Deve esser suonata assai più che stonata la parola rimpasto a Matteo Renzi. Una parola tanto vecchia, tanto da prima Repubblica da dovere essere smentita precipitosamente. È stato un passo falso di qualcuno dei suoi fedelissimi evocare un aggiustamento della squadra di governo, al punto da dovere essere archiviato precipitosamente ricorrendo al mantra più classicamente renziano: il governo dura soltanto se fa, se cambia passo.



Non una questione di persone, quindi, ma di atti e di contenuti. La differenza starà lì, fra il ridare slancio al governo e lo staccare la spina, con buona pace di chi, nel Pd e non solo, al rimpasto ha pensato o sta pensando per davvero, vuoi per fare entrare Epifani e ringraziarlo del disturbo di aver retto la baracca democratica, vuoi per riequilibrare le rappresentanze come fa il più giovane dei partiti italiani, Scelta civica, che ragiona da partito della primissima Repubblica, di fatto negando alcun rapporto con ministri di peso come Moavero e Cancellieri, come perfidamente fa notare Ferdinando Adornato.

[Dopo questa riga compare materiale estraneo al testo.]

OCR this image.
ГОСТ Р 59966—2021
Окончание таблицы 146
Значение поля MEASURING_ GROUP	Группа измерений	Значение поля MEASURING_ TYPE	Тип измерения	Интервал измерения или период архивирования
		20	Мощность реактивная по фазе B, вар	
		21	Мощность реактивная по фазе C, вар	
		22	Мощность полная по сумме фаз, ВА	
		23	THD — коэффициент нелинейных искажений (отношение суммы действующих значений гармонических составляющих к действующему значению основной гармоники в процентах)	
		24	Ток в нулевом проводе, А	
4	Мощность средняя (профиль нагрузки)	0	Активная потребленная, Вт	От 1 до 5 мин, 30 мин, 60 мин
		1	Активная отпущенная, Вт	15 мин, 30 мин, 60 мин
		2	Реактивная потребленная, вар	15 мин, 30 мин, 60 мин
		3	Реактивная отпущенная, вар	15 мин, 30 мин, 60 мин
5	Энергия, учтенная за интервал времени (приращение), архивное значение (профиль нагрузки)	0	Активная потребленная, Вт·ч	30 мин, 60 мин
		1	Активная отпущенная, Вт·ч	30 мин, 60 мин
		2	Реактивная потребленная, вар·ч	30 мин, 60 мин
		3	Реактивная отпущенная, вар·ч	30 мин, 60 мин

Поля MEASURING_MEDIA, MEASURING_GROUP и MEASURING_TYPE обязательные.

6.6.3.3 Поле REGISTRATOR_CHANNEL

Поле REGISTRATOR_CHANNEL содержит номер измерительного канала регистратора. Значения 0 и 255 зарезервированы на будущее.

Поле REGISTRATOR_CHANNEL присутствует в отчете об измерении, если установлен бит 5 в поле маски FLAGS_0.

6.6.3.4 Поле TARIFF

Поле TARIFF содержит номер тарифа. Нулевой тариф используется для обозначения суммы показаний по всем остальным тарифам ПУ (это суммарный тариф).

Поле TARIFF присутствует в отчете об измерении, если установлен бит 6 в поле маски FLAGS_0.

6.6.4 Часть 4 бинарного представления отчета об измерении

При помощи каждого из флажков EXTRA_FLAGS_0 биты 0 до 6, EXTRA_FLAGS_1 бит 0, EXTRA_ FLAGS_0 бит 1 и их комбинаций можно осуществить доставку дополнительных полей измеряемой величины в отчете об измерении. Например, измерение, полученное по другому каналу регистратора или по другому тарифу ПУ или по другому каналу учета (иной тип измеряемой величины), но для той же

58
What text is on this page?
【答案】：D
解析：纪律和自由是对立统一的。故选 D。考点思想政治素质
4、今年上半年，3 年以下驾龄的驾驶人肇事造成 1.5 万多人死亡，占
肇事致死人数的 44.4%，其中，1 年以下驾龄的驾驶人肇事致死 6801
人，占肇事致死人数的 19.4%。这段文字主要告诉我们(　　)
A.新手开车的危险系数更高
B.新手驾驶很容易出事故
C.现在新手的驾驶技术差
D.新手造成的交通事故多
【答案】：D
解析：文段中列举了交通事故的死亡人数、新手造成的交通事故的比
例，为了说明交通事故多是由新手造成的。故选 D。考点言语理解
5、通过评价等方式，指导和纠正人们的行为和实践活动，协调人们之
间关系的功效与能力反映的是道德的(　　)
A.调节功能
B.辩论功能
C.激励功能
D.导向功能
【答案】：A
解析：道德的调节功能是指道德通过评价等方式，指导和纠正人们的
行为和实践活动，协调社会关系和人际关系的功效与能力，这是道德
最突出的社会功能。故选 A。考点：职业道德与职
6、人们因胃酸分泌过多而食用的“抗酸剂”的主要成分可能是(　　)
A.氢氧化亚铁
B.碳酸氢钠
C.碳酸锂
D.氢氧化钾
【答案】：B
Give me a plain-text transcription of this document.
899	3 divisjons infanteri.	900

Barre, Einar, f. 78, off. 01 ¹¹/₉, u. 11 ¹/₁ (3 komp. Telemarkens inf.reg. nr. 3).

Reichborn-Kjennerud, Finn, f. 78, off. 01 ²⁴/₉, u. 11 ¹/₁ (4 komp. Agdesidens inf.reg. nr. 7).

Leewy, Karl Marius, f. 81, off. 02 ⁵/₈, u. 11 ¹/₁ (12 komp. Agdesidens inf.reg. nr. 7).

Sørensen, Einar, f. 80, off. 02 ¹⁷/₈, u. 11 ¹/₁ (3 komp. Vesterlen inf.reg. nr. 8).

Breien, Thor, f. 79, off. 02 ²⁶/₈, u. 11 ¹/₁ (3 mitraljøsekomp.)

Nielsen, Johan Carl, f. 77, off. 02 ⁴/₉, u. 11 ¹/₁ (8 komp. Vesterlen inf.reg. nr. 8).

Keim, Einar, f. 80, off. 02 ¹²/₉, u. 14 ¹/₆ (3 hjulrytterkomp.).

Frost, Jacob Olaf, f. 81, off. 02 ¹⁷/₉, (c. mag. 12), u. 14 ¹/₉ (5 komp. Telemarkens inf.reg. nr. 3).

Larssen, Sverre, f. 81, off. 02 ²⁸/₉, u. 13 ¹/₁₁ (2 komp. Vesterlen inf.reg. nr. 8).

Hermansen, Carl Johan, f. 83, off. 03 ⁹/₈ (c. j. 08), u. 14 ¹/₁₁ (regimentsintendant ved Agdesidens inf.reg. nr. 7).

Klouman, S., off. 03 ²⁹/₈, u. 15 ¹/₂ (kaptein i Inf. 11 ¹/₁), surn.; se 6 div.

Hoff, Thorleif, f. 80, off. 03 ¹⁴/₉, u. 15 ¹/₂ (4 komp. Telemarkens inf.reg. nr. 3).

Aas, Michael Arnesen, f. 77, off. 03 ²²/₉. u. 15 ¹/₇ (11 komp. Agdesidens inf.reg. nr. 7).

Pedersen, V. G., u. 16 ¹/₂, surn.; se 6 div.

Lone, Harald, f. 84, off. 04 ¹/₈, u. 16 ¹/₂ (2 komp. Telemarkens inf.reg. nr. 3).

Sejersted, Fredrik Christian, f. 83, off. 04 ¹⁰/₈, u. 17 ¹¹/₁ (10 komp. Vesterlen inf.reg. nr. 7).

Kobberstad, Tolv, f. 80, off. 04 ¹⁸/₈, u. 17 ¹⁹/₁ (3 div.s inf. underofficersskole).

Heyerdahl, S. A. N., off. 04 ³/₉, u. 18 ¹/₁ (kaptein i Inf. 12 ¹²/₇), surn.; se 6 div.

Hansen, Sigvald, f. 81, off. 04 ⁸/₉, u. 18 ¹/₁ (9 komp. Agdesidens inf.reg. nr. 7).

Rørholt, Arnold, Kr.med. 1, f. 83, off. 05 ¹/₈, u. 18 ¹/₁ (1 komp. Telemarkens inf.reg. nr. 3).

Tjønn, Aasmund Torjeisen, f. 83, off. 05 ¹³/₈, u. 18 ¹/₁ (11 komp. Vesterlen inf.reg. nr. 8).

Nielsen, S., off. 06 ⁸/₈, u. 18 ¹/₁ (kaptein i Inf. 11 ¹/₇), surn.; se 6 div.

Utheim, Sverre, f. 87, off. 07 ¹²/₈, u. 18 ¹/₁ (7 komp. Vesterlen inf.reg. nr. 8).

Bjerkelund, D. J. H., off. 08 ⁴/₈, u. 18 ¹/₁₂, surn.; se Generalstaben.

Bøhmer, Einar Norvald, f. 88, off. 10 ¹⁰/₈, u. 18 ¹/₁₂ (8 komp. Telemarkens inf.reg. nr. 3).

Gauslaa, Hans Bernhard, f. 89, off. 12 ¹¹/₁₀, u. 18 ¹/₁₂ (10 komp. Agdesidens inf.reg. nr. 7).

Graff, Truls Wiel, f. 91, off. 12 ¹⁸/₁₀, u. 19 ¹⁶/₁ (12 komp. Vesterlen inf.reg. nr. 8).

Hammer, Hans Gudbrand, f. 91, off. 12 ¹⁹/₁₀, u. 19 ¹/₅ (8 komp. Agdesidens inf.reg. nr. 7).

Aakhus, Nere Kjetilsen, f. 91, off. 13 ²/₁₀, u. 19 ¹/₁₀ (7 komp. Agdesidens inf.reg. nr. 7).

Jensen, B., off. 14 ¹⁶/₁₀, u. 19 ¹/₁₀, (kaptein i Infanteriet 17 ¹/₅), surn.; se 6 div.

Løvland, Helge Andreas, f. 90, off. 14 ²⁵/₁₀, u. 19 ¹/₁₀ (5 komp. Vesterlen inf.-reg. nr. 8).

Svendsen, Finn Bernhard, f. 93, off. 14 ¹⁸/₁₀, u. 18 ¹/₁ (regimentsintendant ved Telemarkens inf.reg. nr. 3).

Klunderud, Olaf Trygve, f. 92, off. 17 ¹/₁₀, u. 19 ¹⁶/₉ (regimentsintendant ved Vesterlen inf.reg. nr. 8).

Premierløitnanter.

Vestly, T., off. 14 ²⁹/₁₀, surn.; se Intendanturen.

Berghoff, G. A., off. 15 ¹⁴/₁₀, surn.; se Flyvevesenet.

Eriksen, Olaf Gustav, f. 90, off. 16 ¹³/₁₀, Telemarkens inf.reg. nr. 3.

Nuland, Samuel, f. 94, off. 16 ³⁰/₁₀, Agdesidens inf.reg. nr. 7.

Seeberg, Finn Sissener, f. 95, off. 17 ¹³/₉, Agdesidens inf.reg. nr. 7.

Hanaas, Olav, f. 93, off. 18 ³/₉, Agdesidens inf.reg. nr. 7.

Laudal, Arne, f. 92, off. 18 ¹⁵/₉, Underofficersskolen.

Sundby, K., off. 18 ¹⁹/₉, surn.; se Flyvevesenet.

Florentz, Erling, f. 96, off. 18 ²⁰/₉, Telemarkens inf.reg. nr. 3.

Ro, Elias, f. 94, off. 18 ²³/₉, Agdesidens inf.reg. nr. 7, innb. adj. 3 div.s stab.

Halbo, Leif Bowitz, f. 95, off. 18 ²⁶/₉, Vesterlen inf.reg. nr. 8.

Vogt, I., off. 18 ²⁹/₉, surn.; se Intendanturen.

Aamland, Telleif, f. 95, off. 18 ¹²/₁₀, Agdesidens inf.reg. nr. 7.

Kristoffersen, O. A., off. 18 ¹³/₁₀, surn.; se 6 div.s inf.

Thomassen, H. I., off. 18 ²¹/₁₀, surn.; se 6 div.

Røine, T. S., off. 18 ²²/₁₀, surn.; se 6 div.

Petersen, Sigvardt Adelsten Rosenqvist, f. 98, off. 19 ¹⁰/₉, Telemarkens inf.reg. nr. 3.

È Renzi però la chiave di volta di questa incerta fase politica. Ha stravinto le primarie democratiche e adesso si trova davanti a un bivio. La differenza fra lui e tutti gli altri contendenti sulla scena politica è che lui ha due carte in mano, gli altri una soltanto. Letta ed Alfano, ad esempio, possono giocare soltanto la carta della governabilità, un anno di azione dell’esecutivo per consolidare la propria posizione e sperare il primo in un logoramento di Renzi, il secondo in un logoramento di Berlusconi, per prenderne in entrambi i casi il posto alla guida rispettivamente del centrosinistra e del centro destra. In fondo anche i centristi di Casini e Mauro, così come quel che resta di Scelta civica, non hanno alcun interesse a precipitare le cose verso il voto a primavera, perché rischierebbero di essere spazzati via.



All’opposto, Berlusconi, Grillo e la Lega hanno in mano solamente la carta delle elezioni anticipate, perché in maniera diversa verrebbero consumati da un anno abbondante trascorso all’opposizione, lontano dalla stanza dei bottoni. E questo vale in particolar modo per il Cavaliere, che infatti non perde occasione per richiamare i suoi a tenersi pronti a scatenarsi in campagna elettorale in tempi ravvicinati. La sua è una posizione azzoppata dalle sentenze giudiziarie, dalla decadenza da parlamentare e dall’età non proprio verdissima. E questa menomazione non può che peggiorare.

Renzi, invece, deve scegliere. Se sosterrà il governo si accrediterà come leader responsabile, ma correrà il rischio di vedere affievolirsi il vento che oggi ne gonfia le vele di nuova guida del centrosinistra. 

Se – al contrario – deciderà di tentare la via delle urne, dovrà fare i conti con  il marchio d’infamia di aver affondato un governo dove proprio il suo partito è l’azionista di maggioranza. Dovrà giustificare insomma una scelta che sarebbe facile bollare come irresponsabile.

La tentazione di rovesciare il tavolo è forte e traspira dalle parole del sindaco-segretario, quando accusa il governo di essere passato dalle larghe intese alle marchette e soprattutto quando sostiene di non aver nulla in comune con Letta e Alfano, negando una solidarietà generazionale invocata dal premier nella conferenza stampa di fine anno. Loro sono figli della vecchia politica, dei D’Alema e dei Berlusconi, e lui è legittimato dalle primarie. 

Lavoro e riforme istituzionali saranno dunque i banchi di prova del governo, atteso entro due-tre settimane dalla stesura del patto programmatico per tutto il 2014. E lì ciascuno dovrà assumersi le proprie responsabilità. Lo dovrà fare Letta: finito impantanato nelle sabbie mobili dei suoi stessi decreti legge, ha rimediato una figuraccia sul salva-Roma, che è stato costretto da Napolitano a ritirare. Ma allo stesso modo dovrà assumersi le sue responsabilità Renzi, che non potrà alzare l’asticella all’infinito. Basta pensare a temi delicati e che poco hanno a che fare con le emergenze in materia di economia e di riforme, come le unioni gay, o la cancellazione della legge Bossi-Fini sull’immigrazione. Su questi Alfano potrebbe fare concessioni, ma non arrendersi del tutto. 

Se Renzi vuole rompere, la provocazione arriverà probabilmente su questi terreni. Se, al contrario, vorrà dare una reale chance al governo, allora si arriverà a qualcosa di simile a una moratoria sui temi eticamente sensibili, quelli su cui è più facile che un governo di larghe (o medie) intese vada in pezzi.